RESENSI



1.      Identitas Novel

Judul                           : Dilan 1990
Pengarang                   : Pidi Baiq
Tahun terbit                 : 2014
Jumlah halaman           : 348 halaman
Penerbit                       : Pastel Books
Kota terbit                   : Bandung
2.       Sinopsis
Cerita cinta bagi kaum remaja adalah suatu hal yang menarik, begitu mudah menarik perhatian mereka. Hal itu bisa dilihat dari kecintaan mereka untuk menonton film yang bertajuk tentang cinta. Contoh kecilnya adalah sebuah film yang berjudul “Dilan 1990”. Film ini diangkat dari sebuah novel yang dikarang oleh Pidi Baiq yang berkisah tentang cerita cinta antara dua orang siswa SMU yang bernama Dilan dan Milea. Dilan adalah seorang lelaki yang begitu mengagumi dan mengetahui segala sesuatu tentang Milea. Dia selalu melakukan berbagai cara untuk mencuri perhatiannya.
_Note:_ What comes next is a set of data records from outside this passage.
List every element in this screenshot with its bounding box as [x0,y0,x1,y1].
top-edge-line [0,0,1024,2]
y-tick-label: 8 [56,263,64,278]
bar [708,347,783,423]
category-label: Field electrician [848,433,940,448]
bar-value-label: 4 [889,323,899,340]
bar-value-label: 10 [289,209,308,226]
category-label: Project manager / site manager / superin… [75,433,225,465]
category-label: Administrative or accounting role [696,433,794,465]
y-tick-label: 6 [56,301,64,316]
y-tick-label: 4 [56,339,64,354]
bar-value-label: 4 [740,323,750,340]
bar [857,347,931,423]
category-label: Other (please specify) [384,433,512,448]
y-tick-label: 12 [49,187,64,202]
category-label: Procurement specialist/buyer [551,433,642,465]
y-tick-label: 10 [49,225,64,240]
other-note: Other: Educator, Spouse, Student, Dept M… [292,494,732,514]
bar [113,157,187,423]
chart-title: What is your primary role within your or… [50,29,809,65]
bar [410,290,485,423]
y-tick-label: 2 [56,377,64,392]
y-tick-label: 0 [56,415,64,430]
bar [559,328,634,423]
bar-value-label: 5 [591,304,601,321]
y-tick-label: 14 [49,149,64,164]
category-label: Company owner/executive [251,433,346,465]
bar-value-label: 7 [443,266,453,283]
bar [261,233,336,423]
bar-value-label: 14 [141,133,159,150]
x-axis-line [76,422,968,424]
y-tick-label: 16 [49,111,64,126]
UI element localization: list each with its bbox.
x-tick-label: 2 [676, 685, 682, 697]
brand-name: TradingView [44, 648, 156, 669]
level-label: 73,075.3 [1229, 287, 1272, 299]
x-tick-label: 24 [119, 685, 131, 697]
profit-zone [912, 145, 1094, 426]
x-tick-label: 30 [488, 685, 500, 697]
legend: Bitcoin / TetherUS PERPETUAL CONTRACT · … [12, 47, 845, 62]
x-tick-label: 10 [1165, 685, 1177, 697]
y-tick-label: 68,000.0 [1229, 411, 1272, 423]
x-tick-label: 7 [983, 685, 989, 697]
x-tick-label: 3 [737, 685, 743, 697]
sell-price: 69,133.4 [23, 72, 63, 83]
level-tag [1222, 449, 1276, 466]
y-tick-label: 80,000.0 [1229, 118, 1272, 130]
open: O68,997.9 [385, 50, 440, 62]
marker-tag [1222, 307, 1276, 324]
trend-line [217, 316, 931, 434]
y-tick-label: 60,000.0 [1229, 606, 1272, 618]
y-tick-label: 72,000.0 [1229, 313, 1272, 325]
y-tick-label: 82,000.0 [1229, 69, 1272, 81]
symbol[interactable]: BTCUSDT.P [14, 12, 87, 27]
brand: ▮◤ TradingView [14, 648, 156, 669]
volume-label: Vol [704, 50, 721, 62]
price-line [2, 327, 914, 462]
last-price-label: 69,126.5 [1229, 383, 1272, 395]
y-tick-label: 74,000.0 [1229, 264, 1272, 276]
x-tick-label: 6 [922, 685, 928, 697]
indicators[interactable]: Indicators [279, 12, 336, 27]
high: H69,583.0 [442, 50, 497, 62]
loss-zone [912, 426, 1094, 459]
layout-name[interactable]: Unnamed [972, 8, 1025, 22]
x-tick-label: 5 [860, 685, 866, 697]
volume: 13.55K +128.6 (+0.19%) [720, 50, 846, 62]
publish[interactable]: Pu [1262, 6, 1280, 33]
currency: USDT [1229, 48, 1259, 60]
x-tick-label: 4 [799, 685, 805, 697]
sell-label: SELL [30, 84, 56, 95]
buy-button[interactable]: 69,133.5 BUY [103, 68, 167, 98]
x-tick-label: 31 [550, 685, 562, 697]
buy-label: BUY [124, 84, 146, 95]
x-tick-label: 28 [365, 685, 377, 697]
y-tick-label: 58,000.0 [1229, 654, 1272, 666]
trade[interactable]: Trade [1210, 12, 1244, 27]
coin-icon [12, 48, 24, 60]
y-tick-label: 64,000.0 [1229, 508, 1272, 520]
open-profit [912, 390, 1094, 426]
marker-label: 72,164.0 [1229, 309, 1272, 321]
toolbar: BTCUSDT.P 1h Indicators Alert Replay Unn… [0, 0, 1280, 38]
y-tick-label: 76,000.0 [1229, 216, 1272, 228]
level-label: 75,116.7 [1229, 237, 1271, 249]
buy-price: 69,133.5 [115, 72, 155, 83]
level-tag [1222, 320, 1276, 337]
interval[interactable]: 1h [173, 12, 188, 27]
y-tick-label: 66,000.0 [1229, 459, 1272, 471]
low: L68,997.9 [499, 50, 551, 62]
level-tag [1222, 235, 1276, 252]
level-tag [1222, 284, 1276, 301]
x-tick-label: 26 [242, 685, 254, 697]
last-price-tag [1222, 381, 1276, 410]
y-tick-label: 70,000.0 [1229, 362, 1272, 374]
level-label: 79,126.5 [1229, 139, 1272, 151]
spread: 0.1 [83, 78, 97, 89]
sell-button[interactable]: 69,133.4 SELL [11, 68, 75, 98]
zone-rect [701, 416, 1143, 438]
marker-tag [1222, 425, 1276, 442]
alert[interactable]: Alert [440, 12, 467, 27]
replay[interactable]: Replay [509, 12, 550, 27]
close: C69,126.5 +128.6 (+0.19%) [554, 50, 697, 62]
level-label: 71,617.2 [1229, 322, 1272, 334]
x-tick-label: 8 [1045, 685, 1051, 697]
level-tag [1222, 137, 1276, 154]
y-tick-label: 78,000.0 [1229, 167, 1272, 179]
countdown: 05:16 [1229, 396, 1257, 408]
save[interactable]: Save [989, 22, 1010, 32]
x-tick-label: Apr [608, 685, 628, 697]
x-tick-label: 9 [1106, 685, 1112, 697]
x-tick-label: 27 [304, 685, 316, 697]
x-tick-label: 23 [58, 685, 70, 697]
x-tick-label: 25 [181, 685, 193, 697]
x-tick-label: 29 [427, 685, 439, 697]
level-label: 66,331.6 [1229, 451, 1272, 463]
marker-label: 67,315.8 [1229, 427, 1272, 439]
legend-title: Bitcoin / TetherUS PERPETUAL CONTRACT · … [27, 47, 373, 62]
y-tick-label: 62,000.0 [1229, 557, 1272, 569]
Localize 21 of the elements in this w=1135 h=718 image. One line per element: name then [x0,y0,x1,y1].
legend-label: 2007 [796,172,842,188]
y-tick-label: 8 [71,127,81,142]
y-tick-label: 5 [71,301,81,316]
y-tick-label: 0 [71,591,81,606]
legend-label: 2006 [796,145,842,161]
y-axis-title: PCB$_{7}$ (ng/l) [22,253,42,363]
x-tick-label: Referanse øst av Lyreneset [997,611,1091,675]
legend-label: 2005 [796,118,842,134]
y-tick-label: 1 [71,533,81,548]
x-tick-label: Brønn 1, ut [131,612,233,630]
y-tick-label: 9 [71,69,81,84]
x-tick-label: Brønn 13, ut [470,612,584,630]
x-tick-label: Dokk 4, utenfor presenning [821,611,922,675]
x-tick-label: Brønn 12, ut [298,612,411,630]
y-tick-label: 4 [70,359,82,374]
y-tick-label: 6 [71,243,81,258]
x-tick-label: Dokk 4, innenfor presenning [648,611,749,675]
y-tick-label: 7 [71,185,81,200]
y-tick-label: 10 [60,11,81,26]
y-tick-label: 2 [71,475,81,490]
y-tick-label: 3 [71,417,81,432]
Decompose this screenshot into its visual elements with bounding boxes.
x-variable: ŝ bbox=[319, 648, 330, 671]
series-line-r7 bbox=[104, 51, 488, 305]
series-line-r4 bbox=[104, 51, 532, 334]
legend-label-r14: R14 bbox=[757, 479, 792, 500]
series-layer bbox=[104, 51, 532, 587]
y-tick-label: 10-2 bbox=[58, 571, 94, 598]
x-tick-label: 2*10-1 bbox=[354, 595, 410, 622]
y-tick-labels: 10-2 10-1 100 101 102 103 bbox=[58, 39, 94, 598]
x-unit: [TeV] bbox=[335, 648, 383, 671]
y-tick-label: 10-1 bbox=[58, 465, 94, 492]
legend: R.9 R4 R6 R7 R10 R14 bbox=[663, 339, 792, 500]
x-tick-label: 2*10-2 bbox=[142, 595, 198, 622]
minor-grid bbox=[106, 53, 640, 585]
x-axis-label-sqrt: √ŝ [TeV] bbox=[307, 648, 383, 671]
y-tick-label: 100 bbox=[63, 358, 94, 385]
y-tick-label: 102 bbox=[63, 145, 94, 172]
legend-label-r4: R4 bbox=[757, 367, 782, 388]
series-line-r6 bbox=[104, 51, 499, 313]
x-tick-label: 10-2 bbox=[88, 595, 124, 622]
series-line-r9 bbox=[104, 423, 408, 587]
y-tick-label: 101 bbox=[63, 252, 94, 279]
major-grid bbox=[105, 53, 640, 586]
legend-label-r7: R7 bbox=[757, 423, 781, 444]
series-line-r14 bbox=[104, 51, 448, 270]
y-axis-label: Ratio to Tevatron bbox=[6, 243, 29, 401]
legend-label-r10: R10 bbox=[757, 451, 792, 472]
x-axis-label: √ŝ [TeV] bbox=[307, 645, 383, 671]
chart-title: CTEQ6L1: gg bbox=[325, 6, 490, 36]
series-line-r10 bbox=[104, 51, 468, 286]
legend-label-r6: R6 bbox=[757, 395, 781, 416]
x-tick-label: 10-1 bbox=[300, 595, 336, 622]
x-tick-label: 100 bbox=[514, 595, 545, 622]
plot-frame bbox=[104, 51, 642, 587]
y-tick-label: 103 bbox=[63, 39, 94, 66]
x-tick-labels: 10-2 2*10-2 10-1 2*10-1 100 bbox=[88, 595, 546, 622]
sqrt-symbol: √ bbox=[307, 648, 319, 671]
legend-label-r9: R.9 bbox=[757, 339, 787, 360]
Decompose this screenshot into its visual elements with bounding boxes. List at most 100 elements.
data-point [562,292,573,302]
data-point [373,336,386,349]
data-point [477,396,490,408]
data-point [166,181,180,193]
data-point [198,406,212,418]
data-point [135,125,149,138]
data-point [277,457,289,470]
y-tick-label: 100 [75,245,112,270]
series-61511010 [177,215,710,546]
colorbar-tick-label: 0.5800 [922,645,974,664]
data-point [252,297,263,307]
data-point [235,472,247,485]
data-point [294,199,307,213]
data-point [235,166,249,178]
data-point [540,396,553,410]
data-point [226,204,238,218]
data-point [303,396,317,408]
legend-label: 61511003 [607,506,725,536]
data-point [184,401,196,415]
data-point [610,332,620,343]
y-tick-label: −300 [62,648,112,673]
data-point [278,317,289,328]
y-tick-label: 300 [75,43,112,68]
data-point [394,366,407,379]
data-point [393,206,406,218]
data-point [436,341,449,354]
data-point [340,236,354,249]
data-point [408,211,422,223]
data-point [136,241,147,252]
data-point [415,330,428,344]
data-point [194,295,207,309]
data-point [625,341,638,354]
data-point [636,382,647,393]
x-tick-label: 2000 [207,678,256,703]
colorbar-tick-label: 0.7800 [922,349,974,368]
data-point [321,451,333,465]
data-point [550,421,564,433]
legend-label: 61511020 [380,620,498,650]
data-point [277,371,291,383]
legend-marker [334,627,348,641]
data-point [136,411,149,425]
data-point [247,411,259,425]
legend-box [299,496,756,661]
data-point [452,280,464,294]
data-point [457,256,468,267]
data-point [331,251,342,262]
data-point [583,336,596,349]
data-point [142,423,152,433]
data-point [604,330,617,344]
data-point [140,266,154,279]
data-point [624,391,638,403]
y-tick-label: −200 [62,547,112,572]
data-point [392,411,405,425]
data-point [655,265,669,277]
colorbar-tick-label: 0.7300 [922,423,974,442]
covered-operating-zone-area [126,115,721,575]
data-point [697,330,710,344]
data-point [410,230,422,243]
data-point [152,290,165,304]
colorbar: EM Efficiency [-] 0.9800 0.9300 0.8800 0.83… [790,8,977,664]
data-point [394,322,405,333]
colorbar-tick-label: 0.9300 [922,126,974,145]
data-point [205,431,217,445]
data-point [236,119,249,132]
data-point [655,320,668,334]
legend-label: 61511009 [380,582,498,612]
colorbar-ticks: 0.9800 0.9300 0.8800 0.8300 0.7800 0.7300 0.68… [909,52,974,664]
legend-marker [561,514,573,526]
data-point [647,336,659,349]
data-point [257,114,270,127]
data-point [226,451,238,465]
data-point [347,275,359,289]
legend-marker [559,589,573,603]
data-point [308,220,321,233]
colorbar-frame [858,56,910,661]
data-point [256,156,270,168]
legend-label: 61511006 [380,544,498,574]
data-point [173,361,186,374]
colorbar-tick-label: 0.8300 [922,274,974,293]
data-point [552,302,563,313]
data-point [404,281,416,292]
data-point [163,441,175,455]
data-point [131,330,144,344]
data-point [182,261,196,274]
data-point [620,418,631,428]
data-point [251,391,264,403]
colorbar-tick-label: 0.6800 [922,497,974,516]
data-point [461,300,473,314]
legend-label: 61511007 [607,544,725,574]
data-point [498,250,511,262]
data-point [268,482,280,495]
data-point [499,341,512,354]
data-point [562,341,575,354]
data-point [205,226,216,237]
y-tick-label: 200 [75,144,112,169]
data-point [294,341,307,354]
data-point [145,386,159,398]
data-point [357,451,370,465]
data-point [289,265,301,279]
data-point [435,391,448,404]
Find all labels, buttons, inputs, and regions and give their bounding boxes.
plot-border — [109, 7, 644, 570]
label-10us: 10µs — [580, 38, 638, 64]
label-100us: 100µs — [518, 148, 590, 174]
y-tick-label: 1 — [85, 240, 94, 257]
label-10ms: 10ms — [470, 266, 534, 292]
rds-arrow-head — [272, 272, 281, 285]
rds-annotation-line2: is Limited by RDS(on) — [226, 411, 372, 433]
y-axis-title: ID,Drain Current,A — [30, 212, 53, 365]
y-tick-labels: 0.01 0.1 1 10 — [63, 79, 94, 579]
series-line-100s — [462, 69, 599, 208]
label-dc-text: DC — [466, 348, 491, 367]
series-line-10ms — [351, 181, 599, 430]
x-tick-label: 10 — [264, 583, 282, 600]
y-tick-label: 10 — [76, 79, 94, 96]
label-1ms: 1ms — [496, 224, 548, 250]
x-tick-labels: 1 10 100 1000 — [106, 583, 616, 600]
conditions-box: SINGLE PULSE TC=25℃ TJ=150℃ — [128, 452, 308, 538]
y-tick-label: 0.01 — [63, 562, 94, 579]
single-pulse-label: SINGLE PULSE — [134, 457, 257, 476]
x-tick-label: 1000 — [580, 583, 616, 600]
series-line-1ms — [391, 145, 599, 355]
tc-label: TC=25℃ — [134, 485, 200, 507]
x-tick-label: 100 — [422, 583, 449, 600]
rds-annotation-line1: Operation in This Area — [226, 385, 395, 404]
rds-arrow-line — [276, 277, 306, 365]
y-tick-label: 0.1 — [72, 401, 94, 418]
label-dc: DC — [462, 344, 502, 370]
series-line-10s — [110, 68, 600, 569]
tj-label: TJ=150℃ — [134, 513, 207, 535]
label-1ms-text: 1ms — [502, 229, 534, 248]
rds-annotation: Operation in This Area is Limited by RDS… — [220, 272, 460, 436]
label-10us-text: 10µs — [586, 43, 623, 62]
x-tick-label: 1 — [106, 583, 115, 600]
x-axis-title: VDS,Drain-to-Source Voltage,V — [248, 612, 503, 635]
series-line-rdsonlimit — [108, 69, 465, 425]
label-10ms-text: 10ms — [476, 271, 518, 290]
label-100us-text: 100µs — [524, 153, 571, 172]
Akankah Dilan berhasil untuk melakukannya?
3.      Unsur Intrinsik
a.       Penokohan      :
1.      Protagonis       :
·         Dilan               : Puitis, humoris dan romantic
·         Milea               : Cantik, sopan, dan penyayang
·         Wati                : Cantik, setiakawan
·         Rani                 : Ramah, canti, dan setiakawan
·         Bik Asih          : Ramah
·         Bunda Dilan    : Ramah, penyayang
·         Ibu Milea         : Cantik, ramah, penyayang
·         Ayah Milea     : Penyayang
2.      Antagonis        :
·         Pak Suripto     : Kejam, kurang menghargai orang
·         Anhar              : Pemarah, nakal
·         Beni                 : Pemarah
3.      Tritagonis        :
·         Kepala Sekolah : Bijaksana
·         Nanda             : Pintar, kalem
b.      Tema
    Tema dalam film Dilan 1990 adalah lika-liku kisah cinta Dilan.
c.       Latar
·         Latar waktu     : Cerita tersebut terjadi pada tahun 1990
·         Latar tempat    : Rumah Dilan, rumah Milea, sekolah, jalan raya, warung Bu Eem
·         Latar suasana  : Sedih, romantis, ceria
d.      Alur
Alur cerita dalam film ini yaitu alur mundur karena Milea menceritakan kisah cintanya dulu dengan Dilan pada tahun 1990.
e.       Sudut pandang
Sudut pandang sebagai orang pertama yaitu aku yang berperan sebagai Milea.
f.       Amanat
Cerita ini mengajarkan kita bahwa menjalin sebuah hubungan harus bersikap dewasa, dan didasarkan atas kejujuran.


g.      Gaya bahasa
Gaya bahasa yang digunakan cukup mudah dipahami bagi para pembaca, karena tidak menggunakan istilah-istilah yang sulit atau bahasa popular yang sering digunakan para remaja.
4.      Analisis unsur ekstrinsik
·         Nilai agama     : Dilan adalah salah satu anggota geng motor, namun hal itu tidak membuat dilan untuk lupa pada aturan agamanya.
·         Nilai sosial       : Kepedulian antar tokoh, misalnya kepedulian Milea terhadap Dilan ketika ada tawuran yang menyerang sekolahnya.
·         Nilai moral       : Menghargai orang tua
·         Nilai budaya    : Menggunakan bahasa Asli Bandung yaitu bahasa Sunda.
·         Nilai ekonomis : -
5.      Kelebihan novel
·         Menggunakan bahasa yang cukup mudah dimengerti oleh para pembaca
·         Bernuansa romantis, yang mudah menarik minat para remaja untuk membacanya
6.      Kekurangan novel
·         Akhir  dari cerita novel ini sedikit menggantung karena fillnya kurang dapat. Tidak menghanyutkan para pembaca.
7.      Kesimpulan
Menurut saya novel yang berjudul Dilan 1990 ini layak untuk dipulikasikan, hal ini dikarenakan ceritanya yang cukup menarik, dan sebagai tolak ukur bagi para remaja untuk bertindak dan berlaku di lingkungan sekitar dia tinggal.